Seamus O’Rourke “impressed me more than any man I’ve ever interviewed”

If Seamus O’Rourke is ever in the market for a PR agent, then he can do no better than David Walsh who, after decades of interviewing some of the world’s top sporting stars, described an interview with the Carrigallen playwright as the most precious he had ever conducted.

If Seamus O’Rourke is ever in the market for a PR agent, then he can do no better than David Walsh who, after decades of interviewing some of the world’s top sporting stars, described an interview with the Carrigallen playwright as the most precious he had ever conducted.

“I’ve always said Seamus O’Rourke,” David recalled, “that man impressed me more than any man I’ve ever interviewed, just as a human being in terms of talent. When he recited ‘Druminchin Hills’ for me, that was the only time in my journalistic life that I felt the hairs on the back of my neck standing. I could recite that poem for you now,” claimed David and recite he did, his voice changing without him knowing it to imitate O’Rourke’s own superb story-telling tone!

Lie down flat you Druminchin Hills

For there’s damn-all for you to see

And there’s no one looks at your rushy sides

Or your mossy bottom down at Kelly’s Drain

And what sod you have can go to sleep

For hungry sheep would rather wait to die

“I just thought it was the greatest statement of love of homeland that I’ve ever come across because it was so unsentimental, it was so grim but to me it was an archetypical Leitrim statement, it may not be much but you’re all I’ve got.

“It wasn’t like he was claiming his homeland was anything special, almost the opposite, but it was an acceptance that life may not be perfect but you know what, your life is all you’ve got, you can’t have another one, what you have is what you have.

“The first verse is quite grim, but great grim, but the second verse is completely different ‘Aye and I’ll sit beside you now and sing songs of times gone by when young men made hay with the fork and drank tae from a bottle and hid their joy in your drawkey camouflage’.

“That poem really comes across as an astonishing statement of love of homeland, it is worth something. I’m delighted that Seamus has become respected over the years.
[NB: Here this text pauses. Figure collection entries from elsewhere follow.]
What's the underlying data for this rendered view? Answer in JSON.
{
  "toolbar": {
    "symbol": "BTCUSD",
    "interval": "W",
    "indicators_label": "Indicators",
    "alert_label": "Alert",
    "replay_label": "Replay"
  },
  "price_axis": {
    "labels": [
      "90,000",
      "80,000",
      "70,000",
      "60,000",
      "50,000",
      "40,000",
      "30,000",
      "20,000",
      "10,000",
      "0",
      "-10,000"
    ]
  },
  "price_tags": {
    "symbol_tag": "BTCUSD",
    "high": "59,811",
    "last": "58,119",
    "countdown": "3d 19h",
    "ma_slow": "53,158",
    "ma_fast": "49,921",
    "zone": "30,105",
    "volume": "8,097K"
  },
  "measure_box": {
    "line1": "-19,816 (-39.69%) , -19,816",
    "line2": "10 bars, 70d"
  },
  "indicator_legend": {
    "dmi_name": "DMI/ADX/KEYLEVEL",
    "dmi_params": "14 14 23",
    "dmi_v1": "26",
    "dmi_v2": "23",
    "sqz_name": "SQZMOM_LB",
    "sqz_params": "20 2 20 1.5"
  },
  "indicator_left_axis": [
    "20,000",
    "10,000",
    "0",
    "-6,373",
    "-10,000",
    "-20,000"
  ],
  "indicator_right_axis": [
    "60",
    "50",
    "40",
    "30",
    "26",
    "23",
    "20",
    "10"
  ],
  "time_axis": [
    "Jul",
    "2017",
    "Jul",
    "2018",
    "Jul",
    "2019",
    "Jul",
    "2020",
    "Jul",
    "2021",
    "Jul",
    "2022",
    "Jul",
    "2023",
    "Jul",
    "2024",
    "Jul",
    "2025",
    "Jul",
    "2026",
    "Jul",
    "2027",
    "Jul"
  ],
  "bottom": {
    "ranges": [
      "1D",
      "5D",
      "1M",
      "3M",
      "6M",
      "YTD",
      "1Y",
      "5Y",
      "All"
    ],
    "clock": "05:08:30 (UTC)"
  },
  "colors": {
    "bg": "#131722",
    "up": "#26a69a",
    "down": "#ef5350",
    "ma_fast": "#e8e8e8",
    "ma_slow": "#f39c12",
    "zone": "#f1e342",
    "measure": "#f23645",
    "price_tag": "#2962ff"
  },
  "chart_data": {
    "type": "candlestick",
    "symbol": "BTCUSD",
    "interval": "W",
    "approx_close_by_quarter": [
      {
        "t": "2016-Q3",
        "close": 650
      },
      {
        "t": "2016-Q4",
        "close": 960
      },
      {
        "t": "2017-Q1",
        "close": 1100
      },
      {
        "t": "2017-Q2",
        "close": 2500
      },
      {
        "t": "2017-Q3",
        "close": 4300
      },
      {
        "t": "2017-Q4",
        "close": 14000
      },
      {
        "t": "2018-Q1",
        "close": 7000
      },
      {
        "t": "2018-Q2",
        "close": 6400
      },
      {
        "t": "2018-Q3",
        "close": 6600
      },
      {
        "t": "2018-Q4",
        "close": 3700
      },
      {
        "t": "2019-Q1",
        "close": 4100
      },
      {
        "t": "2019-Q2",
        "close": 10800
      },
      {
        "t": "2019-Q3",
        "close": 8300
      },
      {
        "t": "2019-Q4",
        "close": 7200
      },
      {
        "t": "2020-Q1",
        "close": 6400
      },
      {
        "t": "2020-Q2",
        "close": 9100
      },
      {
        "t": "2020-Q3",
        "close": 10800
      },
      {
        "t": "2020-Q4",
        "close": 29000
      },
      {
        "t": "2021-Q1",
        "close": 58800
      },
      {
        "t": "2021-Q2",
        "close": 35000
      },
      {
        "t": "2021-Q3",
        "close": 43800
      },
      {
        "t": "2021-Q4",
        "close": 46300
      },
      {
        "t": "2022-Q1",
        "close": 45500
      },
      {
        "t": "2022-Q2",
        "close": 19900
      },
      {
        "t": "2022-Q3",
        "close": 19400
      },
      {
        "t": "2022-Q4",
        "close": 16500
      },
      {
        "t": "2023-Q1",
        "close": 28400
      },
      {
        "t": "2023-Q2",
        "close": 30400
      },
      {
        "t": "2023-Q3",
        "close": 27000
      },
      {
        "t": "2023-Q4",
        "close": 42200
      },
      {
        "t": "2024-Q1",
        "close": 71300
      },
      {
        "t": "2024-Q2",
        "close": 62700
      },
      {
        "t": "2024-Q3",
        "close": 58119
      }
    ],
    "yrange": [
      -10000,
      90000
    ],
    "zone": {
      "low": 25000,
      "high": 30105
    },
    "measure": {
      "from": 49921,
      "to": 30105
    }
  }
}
There was a teacher who used to tell Seamus he was stupid, it is really hard to believe.”

It is understandable that O’Rourke’s poem made such an impression as David’s recollection of Druminchin Hills was forged during the celebrations of Leitrim’s 1994 Connacht Championship triumph, celebrations that spilled across the border from Carrigallen into a Cavan town.

As the celebrations carried on late into the night, David describes the impact after O’Rourke was asked to recite Druminchin Hills - “When Seamus recited that, everybody got really emotional because it is such a powerful poem and that was the end of the night because there was nowhere to go after that, because everyone felt almost emotionally drained.

“A great day had ended perfectly, not raucously but perfectly, almost solemnly but totally spiritually and Seamus could achieve it,” said David, displaying a rhythm and poetry of his own.

“I’ve never been in the presence of a fellow I’ve thought had so much talent and so much soul. You can go interview all the Wayne Rooneys you like, all the Brian O’Driscolls, all the top people in sport and not one of them has had the impact that Seamus O’Rourke has had on me.

“And I’ve always said the only time the hair stood on the back of my neck was when Seamus recited Druminchin Hills, what ability this man has.”

Even such an amazing story has a post-script as David rang up Seamus some days later to clarify some of the wording of Druminchin Hills - “I said could you just ask Seamus how you spell drawkey. And I can hear her voice saying ‘Seamus how do you spell drawkey’ and then he says this ‘how would I know’ because he never wrote it, he literally made it up in his head and remembered it.

“What talent is that? It is an old tradition but what a talent. That made it all the more precious for me. It is really sad, that is almost 20 years ago, that was the interview for me. It happened so long ago, a totally extraordinary man told me an extraordinary story about growing up in Leitrim.

“Seamus told a wonderful story of what he said was a failed career, this kid who was Leitrim footballer of the year at U-12, U-14, U-16, winning every game because he was such a dominant player.

“Then he started playing in the Fr Manning Cup for Leitrim and suddenly he starts losing games and he comes home and says to his father what’s gone wrong, I’m losing now and his father said ‘son you’re now playing for Leitrim and you better get used to it, Leitrim lose’ and it crushed him, it really made him think, well that’s it then and what might have been a great career didn’t become a great career.”